See how the balance of power is playing out as election results come in:
MORE | 2024 election: Track electoral vote count and results map for the presidential election

We have about 22% of the expected vote reporting from Pennsylvania, and Harris leads Trump by about 17 points, 58% to 41%. However, her ability to hold onto the lead in Pennsylvania with so many votes left is definitely open to question.
Many of the big blue counties in the state (Philadelphia, Allegheny, Montgomery and Delaware) haven't reported that many votes yet, but the ones they have are, in many cases, mail ballots or other more Democratic-leaning tranches that have Harris doing much better than Biden.
Once we get more Election Day votes in the tally, however, the state will be much tighter.

With 60% of the vote reporting, ABC News is projecting that Harris has won Delaware's three electoral votes.
In the race for Senate, ABC News is also projecting Democratic Rep. Lisa Blunt Rochester has won.
Blunt Rochester is the first woman and first Black person to represent Delaware in the Senate. She was previously the first woman and the first Black person to represent the state in Congress.
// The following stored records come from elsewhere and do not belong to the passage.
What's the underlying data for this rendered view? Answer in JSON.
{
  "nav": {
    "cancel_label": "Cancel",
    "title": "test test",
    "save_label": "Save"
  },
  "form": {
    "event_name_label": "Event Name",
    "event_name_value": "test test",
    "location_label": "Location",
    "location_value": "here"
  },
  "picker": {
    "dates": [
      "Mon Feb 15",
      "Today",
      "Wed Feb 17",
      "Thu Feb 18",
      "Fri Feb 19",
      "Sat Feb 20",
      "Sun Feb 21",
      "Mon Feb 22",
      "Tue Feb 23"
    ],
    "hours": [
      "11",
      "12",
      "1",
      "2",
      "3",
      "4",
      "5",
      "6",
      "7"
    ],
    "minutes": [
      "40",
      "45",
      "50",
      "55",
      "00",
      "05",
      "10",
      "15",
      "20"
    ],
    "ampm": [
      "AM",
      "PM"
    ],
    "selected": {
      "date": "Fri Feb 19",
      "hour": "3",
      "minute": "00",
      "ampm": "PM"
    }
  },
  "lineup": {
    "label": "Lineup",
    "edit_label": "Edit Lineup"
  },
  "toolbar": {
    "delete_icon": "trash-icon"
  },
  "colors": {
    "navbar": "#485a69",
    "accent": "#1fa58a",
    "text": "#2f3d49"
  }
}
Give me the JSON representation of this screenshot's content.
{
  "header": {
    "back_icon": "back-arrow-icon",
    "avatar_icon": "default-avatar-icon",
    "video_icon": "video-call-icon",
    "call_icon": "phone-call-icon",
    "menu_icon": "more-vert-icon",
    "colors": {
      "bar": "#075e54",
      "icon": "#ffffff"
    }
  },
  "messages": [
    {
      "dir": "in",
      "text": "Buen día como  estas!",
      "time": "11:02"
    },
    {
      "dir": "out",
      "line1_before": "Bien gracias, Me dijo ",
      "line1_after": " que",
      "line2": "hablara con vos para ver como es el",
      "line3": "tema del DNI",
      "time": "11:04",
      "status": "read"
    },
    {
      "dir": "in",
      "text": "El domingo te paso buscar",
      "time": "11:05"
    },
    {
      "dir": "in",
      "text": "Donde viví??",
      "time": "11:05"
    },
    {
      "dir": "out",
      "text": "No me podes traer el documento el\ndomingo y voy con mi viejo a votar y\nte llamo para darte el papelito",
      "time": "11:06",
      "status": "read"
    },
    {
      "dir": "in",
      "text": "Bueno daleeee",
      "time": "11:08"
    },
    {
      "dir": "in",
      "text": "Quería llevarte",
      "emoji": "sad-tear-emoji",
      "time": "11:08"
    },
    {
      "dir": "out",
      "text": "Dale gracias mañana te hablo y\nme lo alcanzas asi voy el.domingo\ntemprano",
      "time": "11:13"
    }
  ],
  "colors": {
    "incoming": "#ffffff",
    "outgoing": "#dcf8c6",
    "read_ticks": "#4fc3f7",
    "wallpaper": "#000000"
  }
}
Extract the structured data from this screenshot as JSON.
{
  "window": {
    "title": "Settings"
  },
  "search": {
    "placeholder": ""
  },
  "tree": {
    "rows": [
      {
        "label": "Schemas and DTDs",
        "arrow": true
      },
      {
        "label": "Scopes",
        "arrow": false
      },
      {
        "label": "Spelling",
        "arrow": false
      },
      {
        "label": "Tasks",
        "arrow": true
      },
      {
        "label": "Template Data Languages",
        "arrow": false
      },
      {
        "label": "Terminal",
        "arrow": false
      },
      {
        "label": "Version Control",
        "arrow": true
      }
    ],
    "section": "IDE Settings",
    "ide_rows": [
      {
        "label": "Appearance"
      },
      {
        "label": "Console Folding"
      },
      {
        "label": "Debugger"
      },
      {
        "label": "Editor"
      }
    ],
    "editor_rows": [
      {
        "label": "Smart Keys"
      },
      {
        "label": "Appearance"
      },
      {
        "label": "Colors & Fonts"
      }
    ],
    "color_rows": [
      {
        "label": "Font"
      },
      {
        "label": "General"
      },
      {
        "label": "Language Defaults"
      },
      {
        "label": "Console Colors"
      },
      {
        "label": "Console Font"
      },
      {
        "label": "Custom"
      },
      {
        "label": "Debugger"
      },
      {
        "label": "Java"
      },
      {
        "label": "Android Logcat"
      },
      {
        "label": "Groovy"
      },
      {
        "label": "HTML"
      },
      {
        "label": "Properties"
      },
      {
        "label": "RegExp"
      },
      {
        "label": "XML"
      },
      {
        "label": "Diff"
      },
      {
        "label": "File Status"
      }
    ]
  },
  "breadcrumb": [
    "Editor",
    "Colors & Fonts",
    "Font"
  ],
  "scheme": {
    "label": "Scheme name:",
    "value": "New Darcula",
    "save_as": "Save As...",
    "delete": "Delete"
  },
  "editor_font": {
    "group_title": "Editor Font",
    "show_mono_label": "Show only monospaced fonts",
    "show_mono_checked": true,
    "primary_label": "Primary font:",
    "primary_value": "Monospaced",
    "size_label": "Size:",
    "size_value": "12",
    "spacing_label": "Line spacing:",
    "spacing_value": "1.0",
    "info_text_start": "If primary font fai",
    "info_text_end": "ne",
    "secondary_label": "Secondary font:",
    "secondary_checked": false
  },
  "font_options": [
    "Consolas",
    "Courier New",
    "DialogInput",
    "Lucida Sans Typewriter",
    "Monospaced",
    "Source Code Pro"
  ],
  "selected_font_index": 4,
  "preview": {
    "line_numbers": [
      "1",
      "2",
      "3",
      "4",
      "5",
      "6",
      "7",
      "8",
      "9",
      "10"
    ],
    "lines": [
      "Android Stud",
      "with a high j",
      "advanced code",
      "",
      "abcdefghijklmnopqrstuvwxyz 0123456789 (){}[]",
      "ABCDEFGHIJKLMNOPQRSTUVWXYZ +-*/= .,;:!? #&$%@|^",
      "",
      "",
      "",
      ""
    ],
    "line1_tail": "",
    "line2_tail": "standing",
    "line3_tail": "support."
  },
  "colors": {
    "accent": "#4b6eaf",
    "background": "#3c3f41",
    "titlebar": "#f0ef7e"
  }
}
A measure that would have enshrined protections for abortion rights in Florida's state constitution failed to reach the 60% threshold needed to pass, ABC News projects.
Florida has a six-week abortion ban in effect, with exceptions for rape, incest and the life of the mother. If it had been approved, the provision would have allowed abortions to resume in a state that was a key access point for abortion care for women across the South before the state's ban went into effect in April.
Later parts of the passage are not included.